Poderia usar todas as linhas desse rabisco semanal para falar sobre a imoralidade da aprovação da arena da SAF dos Bilionários do Brasil Miséria; fruto do rolo compressor, nas diversas instâncias públicas, sobre as obrigações legais de contrapartida junto à sociedade da Região Metropolitana de Belo Horizonte. Mas como cruzeirense raiz, não vou me entregar à “atleticanização” de tampar o nosso sol com a peneira alheia.
O silêncio seletivo dos donos da SAF Cruzeiro durante todo o mês de agosto, enquanto era evidente a “ladeira abaixo” na qual nos enfiávamos, rodada a rodada, não pode ficar em segundo plano, mesmo com a tardia decisão de dar fim à Era Pepa.
A aprovação da arena da Turma do Sapatênis merece sim uma análise, mas não esportiva. Política? Econômica? Policial? Cada um pode escolher a sua preferida. Eu não tenho capacidade e direito de julgar. Por isso, dedico a ela apenas mais algumas linhas.
O episódio de quase R$ 1 bilhão foi uma demonstração clara de como o poder político e econômico das elites e oligarquias, no Brasil, continua sendo o verdadeiro norteador das políticas (que deveriam ser) públicas. O projeto que “abria mão” da conclusão de obras em vias públicas por parte da executora do empreendimento, antes de sua inauguração (e consequente uso das vias públicas), foi rodeado de interesses, no mínimo, imorais. Desde a apreciação nas comissões internas da Câmara Municipal de Belo Horizonte, passando pela entrada em pauta e votação no plenário, até a sanção da lei pelo prefeito – sem qualquer questionamento jurídico.
Em todas as instâncias, o poder decisório coube a agentes públicos notadamente ligados à instituição privada beneficiada, sejam como torcedores ilustres, sócios, sócios-torcedores e até mesmo como conselheiros deliberativos do Atlético de Lourdes. Alguns, inclusive, já se tornaram folclóricos por se negarem a usar canetas azuis para assinarem documentos e despachos. Isso não é nenhuma ilegalidade ou crime. Longe disso, importante deixar claro. Mas cada um é dono da própria consciência, principalmente quando ocupam cargos públicos.

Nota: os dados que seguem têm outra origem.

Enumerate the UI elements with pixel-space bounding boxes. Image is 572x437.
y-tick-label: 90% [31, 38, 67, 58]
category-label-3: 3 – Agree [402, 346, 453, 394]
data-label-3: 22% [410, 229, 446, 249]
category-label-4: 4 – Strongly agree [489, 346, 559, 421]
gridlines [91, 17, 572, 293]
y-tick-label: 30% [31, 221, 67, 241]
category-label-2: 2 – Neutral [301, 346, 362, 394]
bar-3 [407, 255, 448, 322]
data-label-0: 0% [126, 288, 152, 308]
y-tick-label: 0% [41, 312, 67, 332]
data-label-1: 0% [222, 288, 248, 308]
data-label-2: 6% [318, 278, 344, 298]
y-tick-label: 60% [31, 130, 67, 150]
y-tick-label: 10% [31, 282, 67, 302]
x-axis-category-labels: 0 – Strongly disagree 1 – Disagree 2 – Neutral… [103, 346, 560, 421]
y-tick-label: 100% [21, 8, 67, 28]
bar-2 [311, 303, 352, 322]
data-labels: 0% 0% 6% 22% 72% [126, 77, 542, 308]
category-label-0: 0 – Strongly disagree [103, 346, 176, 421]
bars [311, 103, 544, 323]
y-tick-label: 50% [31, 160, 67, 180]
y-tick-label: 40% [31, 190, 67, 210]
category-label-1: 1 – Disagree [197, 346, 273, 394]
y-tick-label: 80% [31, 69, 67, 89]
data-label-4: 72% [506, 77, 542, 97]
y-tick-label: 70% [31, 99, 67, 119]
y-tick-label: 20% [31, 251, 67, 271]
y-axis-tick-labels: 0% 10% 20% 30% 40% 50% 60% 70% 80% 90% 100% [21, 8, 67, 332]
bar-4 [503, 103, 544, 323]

Mas, dito isso, prefiro voltar ao tema que realmente merece uma análise mais profunda e contundente, ou seja, a situação desportiva do Cruzeiro. Sendo assim, para encerrar o tema das imoralidades da arena dos Bilionários do Brasil Miséria, me atenho a dois ditados populares que justificam o vira-latismo histórico do povo brasileiro frente às vontades e aos privilégios de nossa elite podre: “manda quem pode; obedece quem tem juízo” e não vou “sentar no meu próprio rabo para falar mal do outro”.
De antemão, me desculpo com os de opinião contrária, mas tenho para mim ser, no mínimo, preocupante a torcida do Cruzeiro perder tempo, energia, garganta e cobranças com estádios imorais ou taças conquistadas na canetada, enquanto pouquíssimos se revoltaram contra o nosso longo jejum de vitórias e começo de novo flerte com o Z4, regados a boa dose de prepotência da SAF.
Ao contrário de muitos, e mesmo tendo a profunda convicção de que escárnios como o atropelo para aprovar obras e leis de interesse das elites econômicas são o câncer de Belo Horizonte, de Minas Gerais e do Brasil, prefiro mesmo dedicar esses rabiscos às torcidas organizadas e aos torcedores de arquibancada e do interior mineiro que não se renderam ao silêncio seletivo da SAF Cruzeiro, e protestaram na última semana. Sem vocês, teríamos mais uma semana de Pepa e firulinhas nas redes sociais do clube.
Fica a lição. Em terra de privilégios das elites e de ode às oligarquias familiares e ao sapatênis, mudanças profundas só acontecem com muita luta de classe, protestos públicos e indignação coletiva. Vale tanto para a demissão do Pepa quanto para um Brasil mais justo.